Wednesday, December 11, 2013

Tips for tipping during the holiday

Ways to say thanks without breaking the bank


    Although many people look forward to the holidays, no one enjoys the stress and errands that precede them. Questions of how or what to tip the many service providers that make our lives better only add to that holiday stress. Put that stress to rest by keeping these holiday tipping guidelines in mind, and you will have less to worry about during the holidays.
    Diane Gottsman, owner of The Protocol School of Texas and an etiquette and modern manners expert, considers holiday tipping “a way to show gratitude to those that provide you with loyal service throughout the year.” Consider “your relationship with the person, the frequency of your service and the quality of care that the person provides.” Maralee McKee, founder of Manners Mentor, summarizes, “The more you see them the more you ought to tip them.”
    The basic rule of holiday tipping is that for regular service, your tip should equal the cost of that service.
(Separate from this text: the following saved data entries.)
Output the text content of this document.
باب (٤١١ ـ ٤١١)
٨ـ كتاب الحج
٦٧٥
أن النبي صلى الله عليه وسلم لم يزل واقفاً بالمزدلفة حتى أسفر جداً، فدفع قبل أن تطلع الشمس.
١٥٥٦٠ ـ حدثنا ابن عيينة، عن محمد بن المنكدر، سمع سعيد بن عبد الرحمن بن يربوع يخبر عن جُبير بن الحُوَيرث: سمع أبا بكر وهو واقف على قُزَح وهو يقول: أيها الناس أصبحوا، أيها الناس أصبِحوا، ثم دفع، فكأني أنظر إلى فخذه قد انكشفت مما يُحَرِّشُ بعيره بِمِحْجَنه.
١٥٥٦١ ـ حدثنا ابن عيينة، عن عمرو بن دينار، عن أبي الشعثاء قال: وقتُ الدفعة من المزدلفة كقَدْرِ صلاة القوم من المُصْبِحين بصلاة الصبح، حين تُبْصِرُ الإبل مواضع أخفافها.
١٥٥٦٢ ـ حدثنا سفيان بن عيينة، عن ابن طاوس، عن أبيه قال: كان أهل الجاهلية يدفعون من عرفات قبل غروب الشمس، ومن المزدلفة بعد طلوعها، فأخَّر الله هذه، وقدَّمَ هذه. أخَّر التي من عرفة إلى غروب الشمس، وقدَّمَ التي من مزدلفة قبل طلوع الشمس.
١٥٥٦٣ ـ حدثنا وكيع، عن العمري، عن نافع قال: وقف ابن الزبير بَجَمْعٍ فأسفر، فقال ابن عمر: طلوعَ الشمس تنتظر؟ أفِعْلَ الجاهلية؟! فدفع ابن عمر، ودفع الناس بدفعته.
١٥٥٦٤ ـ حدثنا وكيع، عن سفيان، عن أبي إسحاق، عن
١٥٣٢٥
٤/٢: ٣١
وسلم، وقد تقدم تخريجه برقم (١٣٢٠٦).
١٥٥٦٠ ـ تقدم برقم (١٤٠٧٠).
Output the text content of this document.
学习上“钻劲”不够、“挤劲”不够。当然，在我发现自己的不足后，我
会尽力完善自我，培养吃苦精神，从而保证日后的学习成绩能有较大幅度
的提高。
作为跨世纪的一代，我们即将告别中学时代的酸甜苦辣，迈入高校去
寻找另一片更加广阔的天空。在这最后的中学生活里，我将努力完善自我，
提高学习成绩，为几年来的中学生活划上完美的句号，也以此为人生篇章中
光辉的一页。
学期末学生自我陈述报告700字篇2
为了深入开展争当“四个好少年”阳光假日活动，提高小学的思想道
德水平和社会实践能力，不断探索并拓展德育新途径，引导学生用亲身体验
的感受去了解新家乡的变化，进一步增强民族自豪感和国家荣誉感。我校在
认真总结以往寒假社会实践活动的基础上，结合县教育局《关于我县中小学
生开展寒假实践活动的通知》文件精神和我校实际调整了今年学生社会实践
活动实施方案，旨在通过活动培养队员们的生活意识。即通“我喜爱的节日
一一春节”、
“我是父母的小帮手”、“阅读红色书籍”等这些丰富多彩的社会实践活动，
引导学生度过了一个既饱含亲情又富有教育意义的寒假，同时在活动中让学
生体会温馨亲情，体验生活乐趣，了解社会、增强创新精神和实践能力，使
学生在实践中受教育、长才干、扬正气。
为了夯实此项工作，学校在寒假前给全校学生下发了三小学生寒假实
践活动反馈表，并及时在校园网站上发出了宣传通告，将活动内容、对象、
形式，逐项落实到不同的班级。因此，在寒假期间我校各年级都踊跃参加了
For example, tip your babysitter the cost of an average night’s work. If you use a dog walker, housekeeper or gardener, tip what you pay for a week’s work. This rule covers most service providers, including manicurists, personal trainers, massage therapists and hair stylists.
    For those service providers that do not charge a regular fee, Gottsman and McKee offer some specific guidelines.
l Teachers: Both Gottsman and McKee suggest—if not prohibited by the school’s gift giving policy—coordinating with other parents to present a class gift so that each family can give an amount they feel is appropriate, without worrying about peer pressure. McKee says, “I know sometimes room moms love to give a room gift, but unless you know a teacher well outside of work ... then (an American Express or Visa gift card) will allow them to buy a gift for themselves or an extra gift for their family.”
l Mail carrier: Both Gottsman and McKee note that government regulations prohibit U.S. Postal Service mail carriers from accepting cash or gift cards. McKee says, “He or she can accept, at any one time, a (non-monetary) gift with a value of $20 or less, not to exceed $50 in a calendar year.” FedEx and UPS do not have similar restrictions, and Gottsman suggests tipping no more than $75, based on your relationship with the driver.
l Trash collectors: Gottsman suggests checking with local regulations for public service employees. If allowed, she suggests a tip of $10-25 per person, and if you can’t catch them on their route, make arrangements with their corporate office.
l Newspaper delivery: Gottsman suggests tipping what you pay for an annual subscription, unless delivery service has been “extremely poor.”
l Nanny: Given the vital role in your child’s life, Gottsman stresses not overlooking this person. She suggests tipping one to two weeks’ pay and giving a small, handmade gift from your child.
    Finally, Gottsman and McKee have advice for families who have experienced hardship during the economic downturn. Remember that tipping is not mandatory. Gottsman says, “Tipping is a way to thank people for good service or a positive experience.” When deciding where to cut and how to tip, McKee says, “Tipping is a token of appreciation. Don’t go into debt to do it.” She adds, “‘Thriftiness’ is cutting back at your own expense. ‘Stinginess’ is cutting back at the expense of others.”
    As an alternative to giving cash tips, consider giving gifts. McKee suggests shopping for gifts during sales to make your budget go further. But she cautions that gifts serve as a reminder of the giver, so if they clash with the recipient’s style or interests, it may be a negative reminder. Similarly, while some people might appreciate a tin of baked goods, others might not if they have allergies or dietary restrictions.